“It can take a lot of work to assimilate [our challenges] into our lives in a way we can live with, but each experience is an important integration point, an opportunity to align the ego with the soul.” – Lauren Artress, IN SWEET COMPANY: CONVERSATIONS WITH EXTRAORDINARY WOMEN ABOUT LIVING A SPIRITUAL LIFE

When I was a little girl — curls wrestling for dominion between red plastic barrettes that barely contained their sway — I spent the entire month of February anticipating my birthday and dreading the arrival of what was inevitably Detroit’s worst winter storm. If the Great Storm arrived before or after my birthday, I was happy; if it arrived on my birthday, I was bereft. Big Birthday Snow always meant The Six O’clock News was filled with stories of pile ups on the John C. Lodge and of fathers who had heart attacks shoveling the snow from their driveways. I did not know, then, that loss is an integral part of every day, of every season, and spent many a February 25th determined to reroute my birthday to a sunnier (presumably deathless) Spring day.
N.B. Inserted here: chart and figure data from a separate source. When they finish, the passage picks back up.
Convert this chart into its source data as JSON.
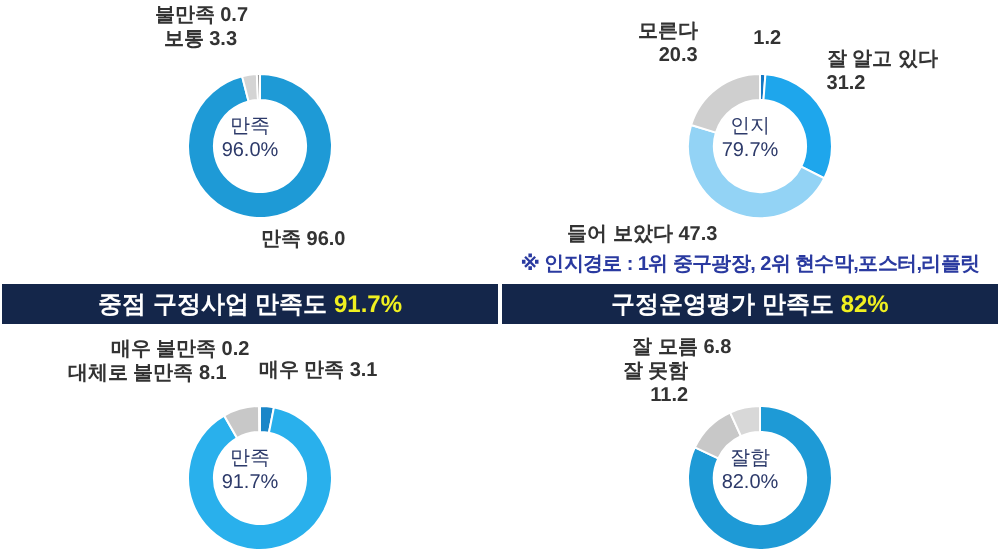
{
  "chart_data": [
    {
      "type": "donut",
      "categories": [
        "만족",
        "보통",
        "불만족"
      ],
      "values": [
        96.0,
        3.3,
        0.7
      ],
      "value_labels": [
        "96.0",
        "3.3",
        "0.7"
      ],
      "colors": [
        "#1e9ad6",
        "#d4d4d4",
        "#9a9a9a"
      ],
      "annotations": [
        "만족 96.0%"
      ],
      "legend": false
    },
    {
      "type": "donut",
      "categories": [
        null,
        "잘 알고 있다",
        "들어 보았다",
        "모른다"
      ],
      "values": [
        1.2,
        31.2,
        47.3,
        20.3
      ],
      "value_labels": [
        "1.2",
        "31.2",
        "47.3",
        "20.3"
      ],
      "colors": [
        "#1577c2",
        "#1ea6ec",
        "#93d3f5",
        "#cfcfcf"
      ],
      "annotations": [
        "인지 79.7%",
        "※ 인지경로 : 1위 중구광장, 2위 현수막,포스터,리플릿"
      ],
      "legend": false
    },
    {
      "type": "donut",
      "title": "중점 구정사업 만족도 91.7%",
      "categories": [
        "매우 만족",
        null,
        "대체로 불만족",
        "매우 불만족"
      ],
      "values": [
        3.1,
        88.6,
        8.1,
        0.2
      ],
      "value_labels": [
        "3.1",
        null,
        "8.1",
        "0.2"
      ],
      "colors": [
        "#1a86c8",
        "#29b0ec",
        "#c8c8c8",
        "#8a8a8a"
      ],
      "annotations": [
        "만족 91.7%"
      ],
      "legend": false
    },
    {
      "type": "donut",
      "title": "구정운영평가 만족도 82%",
      "categories": [
        null,
        "잘 못함",
        "잘 모름"
      ],
      "values": [
        82.0,
        11.2,
        6.8
      ],
      "value_labels": [
        null,
        "11.2",
        "6.8"
      ],
      "colors": [
        "#1e9ad6",
        "#c8c8c8",
        "#d8d8d8"
      ],
      "annotations": [
        "잘함 82.0%"
      ],
      "legend": false
    }
  ]
}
Like most childhood apprehensions and desires, this one found a temporary resting place in my subconscious, then resurfaced when I least expected it. Many birthdays later, as I’m driving down the Pacific Coast Highway, windows rolled down, radio cranked, listening to the tin bells on my earrings plink in the warm, offshore breeze that swept through my car, I suddenly realized I was experiencing the fruition of my oft longed for Spring birthday. That the desire which had defined the winters of my girlhood was actually satisfied, nearly stopped my heart. It was a defining moment, one that fed my growing hunger to learn more about a God who paid attention to my secret longings and answered them at times and in ways far better than I could imagine.

Like all of us, there are still things I wish were “Springier” in my life. My little girl self did not know that these things, even the things that are dear to me alone, may not be possible or may not be in my best interest in the grand scheme of things. Learning to move through this ambiguity is grist for Life’s mill. But when you reach a certain age, and when you have enough “Sunny Birthday Experiences” under your belt, you begin to trust that eventually your best interests and best answers will find their way to you.

There is Light at the end of the tunnel. Pass the word!